Die Adjektiva auf lich bedeuten eine Ähnlichkeit; lich ist dasselbe wie Leiche, es bedeutet den Leib, die Gestalt; daher auch das Adjektivum gleich, d. i. geleich, was dieselbe Gestalt hat. Königlich ist, was die Gestalt, die Art oder das Wesen eines Königs hat. Will man nun das mit den kronprinzlichen Kindern sagen? Gewiß nicht. Man meint doch die Kinder des Kronprinzen, und nicht bloß kronprinzenartige Kinder. Was kann eine Arbeit sonntägliches haben? eine Bewegung körperliches? eine Wirkung farbliches? eine Pflicht bürgerliches? ein Herzton kindliches? eine Frage theatralisches? Gemeint ist doch wirklich die Arbeit am Sonntage, die Bewegung des Körpers, die Wirkung der Farben usw.[91] Und hat man denn gar kein Ohr für die Häßlichkeit vieler dieser neugeschaffnen Adjektiva (fachlich, beruflich, volklich, farblich, klanglich, stimmlich, forstlich, pflanzlich, prinzlich, erziehlich)?
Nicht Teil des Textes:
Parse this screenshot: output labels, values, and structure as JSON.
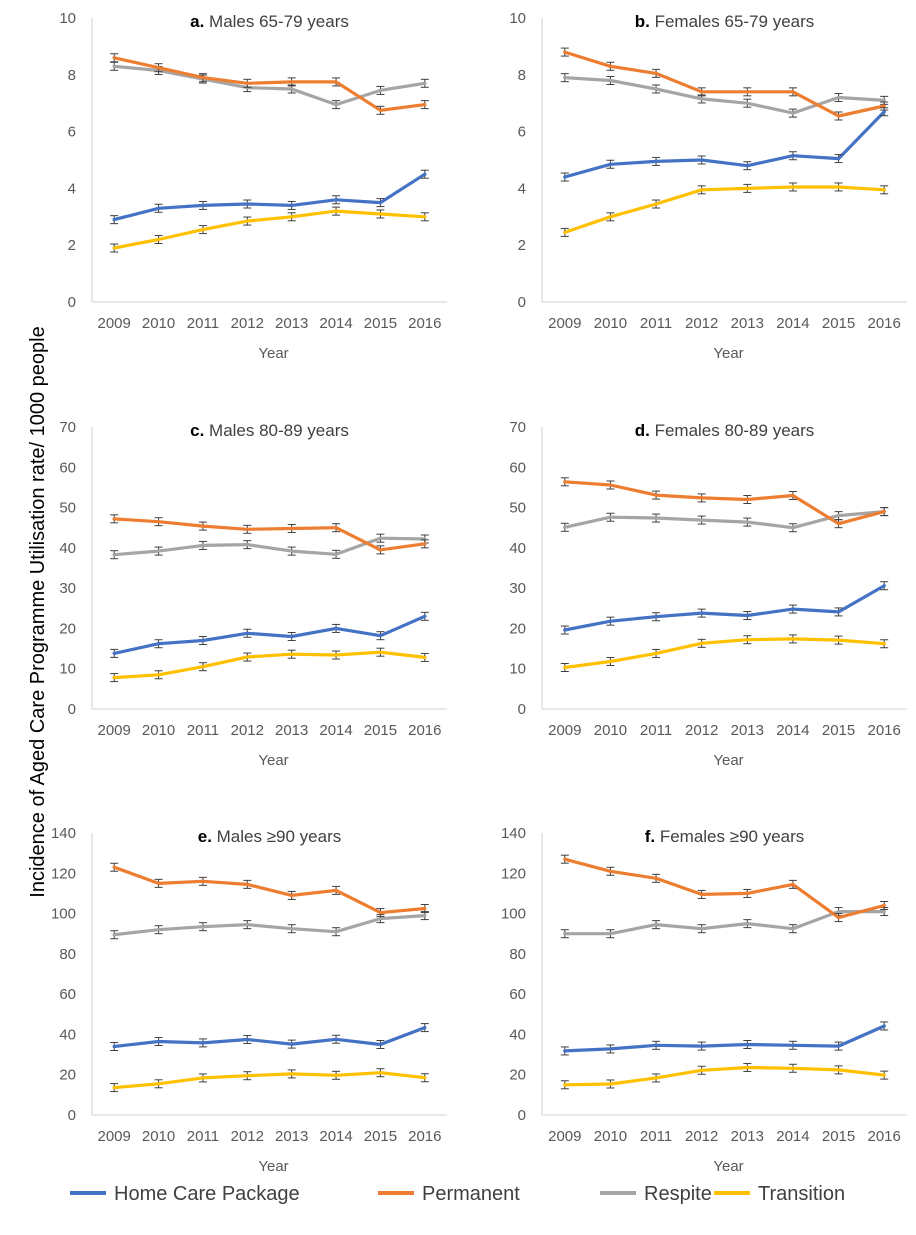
{
  "y_axis_label": "Incidence of Aged Care Programme Utilisation rate/ 1000 people",
  "colors": {
    "Home Care Package": "#4472c4",
    "Permanent": "#ed7d31",
    "Respite": "#a5a5a5",
    "Transition": "#ffc000"
  },
  "legend": [
    "Home Care Package",
    "Permanent",
    "Respite",
    "Transition"
  ],
  "chart_data": [
    {
      "type": "line",
      "panel_letter": "a.",
      "title": "Males 65-79 years",
      "xlabel": "Year",
      "x": [
        "2009",
        "2010",
        "2011",
        "2012",
        "2013",
        "2014",
        "2015",
        "2016"
      ],
      "ylim": [
        0,
        10
      ],
      "yticks": [
        0,
        2,
        4,
        6,
        8,
        10
      ],
      "series": [
        {
          "name": "Home Care Package",
          "values": [
            2.9,
            3.3,
            3.4,
            3.45,
            3.4,
            3.6,
            3.5,
            4.5
          ]
        },
        {
          "name": "Permanent",
          "values": [
            8.6,
            8.25,
            7.9,
            7.7,
            7.75,
            7.75,
            6.75,
            6.95
          ]
        },
        {
          "name": "Respite",
          "values": [
            8.3,
            8.15,
            7.85,
            7.55,
            7.5,
            6.95,
            7.45,
            7.7
          ]
        },
        {
          "name": "Transition",
          "values": [
            1.9,
            2.2,
            2.55,
            2.85,
            3.0,
            3.2,
            3.1,
            3.0
          ]
        }
      ]
    },
    {
      "type": "line",
      "panel_letter": "b.",
      "title": "Females 65-79 years",
      "xlabel": "Year",
      "x": [
        "2009",
        "2010",
        "2011",
        "2012",
        "2013",
        "2014",
        "2015",
        "2016"
      ],
      "ylim": [
        0,
        10
      ],
      "yticks": [
        0,
        2,
        4,
        6,
        8,
        10
      ],
      "series": [
        {
          "name": "Home Care Package",
          "values": [
            4.4,
            4.85,
            4.95,
            5.0,
            4.8,
            5.15,
            5.05,
            6.7
          ]
        },
        {
          "name": "Permanent",
          "values": [
            8.8,
            8.3,
            8.05,
            7.4,
            7.4,
            7.4,
            6.55,
            6.9
          ]
        },
        {
          "name": "Respite",
          "values": [
            7.9,
            7.8,
            7.5,
            7.15,
            7.0,
            6.65,
            7.2,
            7.1
          ]
        },
        {
          "name": "Transition",
          "values": [
            2.45,
            3.0,
            3.45,
            3.95,
            4.0,
            4.05,
            4.05,
            3.95
          ]
        }
      ]
    },
    {
      "type": "line",
      "panel_letter": "c.",
      "title": "Males 80-89 years",
      "xlabel": "Year",
      "x": [
        "2009",
        "2010",
        "2011",
        "2012",
        "2013",
        "2014",
        "2015",
        "2016"
      ],
      "ylim": [
        0,
        70
      ],
      "yticks": [
        0,
        10,
        20,
        30,
        40,
        50,
        60,
        70
      ],
      "series": [
        {
          "name": "Home Care Package",
          "values": [
            13.8,
            16.2,
            17.0,
            18.8,
            18.0,
            20.0,
            18.2,
            23.0
          ]
        },
        {
          "name": "Permanent",
          "values": [
            47.2,
            46.5,
            45.4,
            44.6,
            44.8,
            45.0,
            39.5,
            41.0
          ]
        },
        {
          "name": "Respite",
          "values": [
            38.3,
            39.2,
            40.6,
            40.8,
            39.2,
            38.4,
            42.4,
            42.2
          ]
        },
        {
          "name": "Transition",
          "values": [
            7.8,
            8.5,
            10.5,
            12.9,
            13.6,
            13.4,
            14.1,
            12.8
          ]
        }
      ]
    },
    {
      "type": "line",
      "panel_letter": "d.",
      "title": "Females 80-89 years",
      "xlabel": "Year",
      "x": [
        "2009",
        "2010",
        "2011",
        "2012",
        "2013",
        "2014",
        "2015",
        "2016"
      ],
      "ylim": [
        0,
        70
      ],
      "yticks": [
        0,
        10,
        20,
        30,
        40,
        50,
        60,
        70
      ],
      "series": [
        {
          "name": "Home Care Package",
          "values": [
            19.6,
            21.8,
            22.9,
            23.8,
            23.2,
            24.8,
            24.1,
            30.6
          ]
        },
        {
          "name": "Permanent",
          "values": [
            56.4,
            55.6,
            53.1,
            52.4,
            52.0,
            53.0,
            46.0,
            49.0
          ]
        },
        {
          "name": "Respite",
          "values": [
            45.1,
            47.6,
            47.4,
            46.9,
            46.4,
            45.0,
            48.0,
            49.0
          ]
        },
        {
          "name": "Transition",
          "values": [
            10.3,
            11.8,
            13.8,
            16.3,
            17.2,
            17.4,
            17.1,
            16.2
          ]
        }
      ]
    },
    {
      "type": "line",
      "panel_letter": "e.",
      "title": "Males ≥90 years",
      "xlabel": "Year",
      "x": [
        "2009",
        "2010",
        "2011",
        "2012",
        "2013",
        "2014",
        "2015",
        "2016"
      ],
      "ylim": [
        0,
        140
      ],
      "yticks": [
        0,
        20,
        40,
        60,
        80,
        100,
        120,
        140
      ],
      "series": [
        {
          "name": "Home Care Package",
          "values": [
            34.0,
            36.5,
            35.8,
            37.5,
            35.2,
            37.6,
            35.0,
            43.4
          ]
        },
        {
          "name": "Permanent",
          "values": [
            123.0,
            115.0,
            116.0,
            114.5,
            109.0,
            111.5,
            100.5,
            102.5
          ]
        },
        {
          "name": "Respite",
          "values": [
            89.5,
            92.0,
            93.5,
            94.5,
            92.5,
            91.0,
            97.5,
            99.0
          ]
        },
        {
          "name": "Transition",
          "values": [
            13.6,
            15.5,
            18.4,
            19.5,
            20.4,
            19.7,
            21.0,
            18.5
          ]
        }
      ]
    },
    {
      "type": "line",
      "panel_letter": "f.",
      "title": "Females ≥90 years",
      "xlabel": "Year",
      "x": [
        "2009",
        "2010",
        "2011",
        "2012",
        "2013",
        "2014",
        "2015",
        "2016"
      ],
      "ylim": [
        0,
        140
      ],
      "yticks": [
        0,
        20,
        40,
        60,
        80,
        100,
        120,
        140
      ],
      "series": [
        {
          "name": "Home Care Package",
          "values": [
            31.8,
            32.8,
            34.6,
            34.2,
            35.0,
            34.6,
            34.2,
            44.2
          ]
        },
        {
          "name": "Permanent",
          "values": [
            127.0,
            121.0,
            117.5,
            109.5,
            110.0,
            114.5,
            98.0,
            104.0
          ]
        },
        {
          "name": "Respite",
          "values": [
            90.0,
            90.0,
            94.5,
            92.5,
            95.0,
            92.5,
            101.0,
            101.0
          ]
        },
        {
          "name": "Transition",
          "values": [
            15.0,
            15.4,
            18.4,
            22.2,
            23.6,
            23.2,
            22.4,
            19.8
          ]
        }
      ]
    }
  ]
}
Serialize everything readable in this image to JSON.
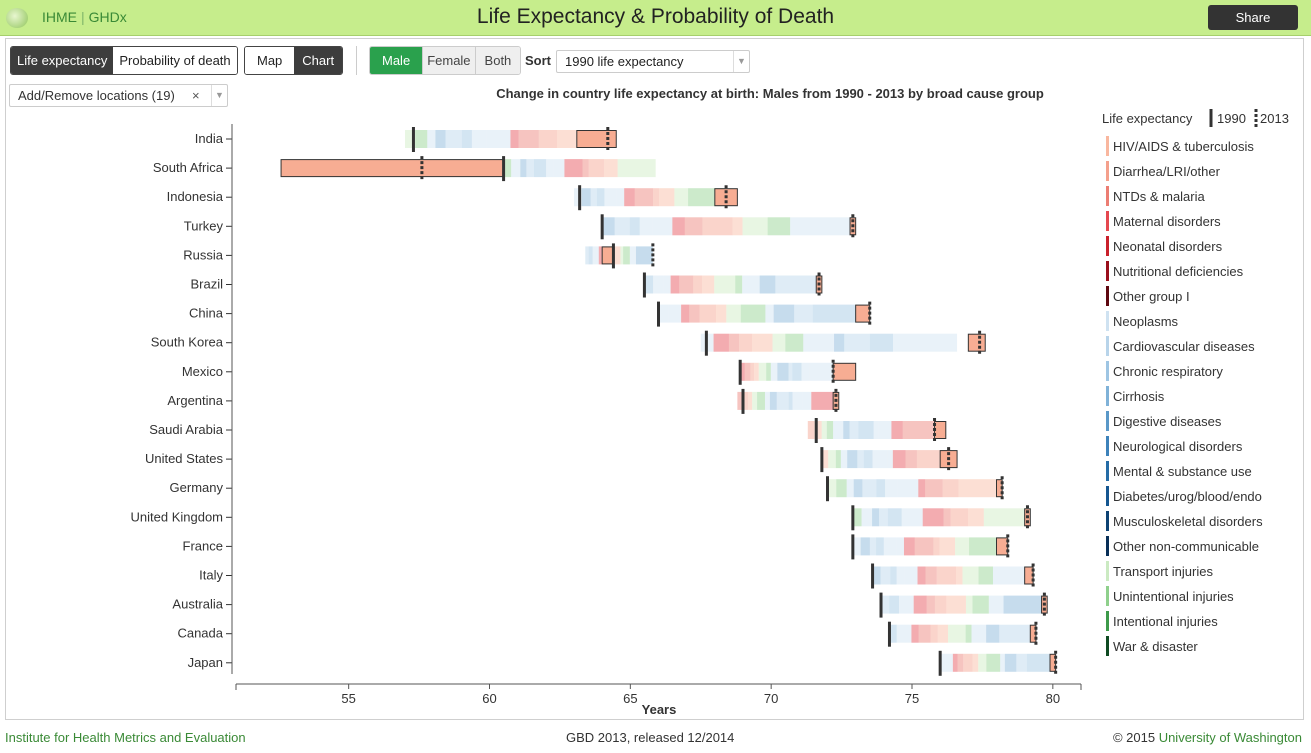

Hie und da mag ja ein Grund für die Neubildung zu entdecken sein. So mag zwischen Regentagen und regnerischen Tagen ein Unterschied sein: an Regentagen regnets vielleicht von früh bis zum Abend, an regnerischen (früher: regnichten) Tagen mit Unterbrechungen. Der Chordirektor, der zuerst von einem Terzett für weibliche Stimmen anstatt von einem Terzett für Frauenstimmen gesprochen hat, hatte sich vielleicht überlegt, daß unter den Sängerinnen auch junge Mädchen sein könnten. Und der Ratsgärtner, der seiner Behörde zuerst einen Plan zu gärtnerischen Anlagen am Theater vorlegte, hatte wohl daran gedacht, daß ein eigentlicher Garten, d. h. eine von einem Zaun oder Geländer umschlossene Anpflanzung nicht geschaffen werden sollte. Aber bedeutet denn Frau, wo sichs um die bloße Gegenüberstellung der Geschlechter handelt, nicht auch das Mädchen? Kann sich wirklich ein junges Mädchen beleidigt fühlen, wenn es aufgefordert wird, einen Frauenchor mitzusingen?[92] Und können denn nicht Gartenanlagen auch Anlagen sein, wie sie in einem Garten sind? müssen sie immer in einem Garten sein? Gärtnerische Anlagen möchte man einem Jungen wünschen, der Lust hätte, Gärtner zu werden, wiewohl es auch dann noch besser wäre, wenn er Anlagen zum Gärtner hätte. Nun vollends von gärtnerischen Arbeiten zu reden statt von Gartenarbeiten (die Rekonvaleszenten der Anstalt werden mit gärtnerischen Arbeiten beschäftigt), ist doch die reine Narrheit.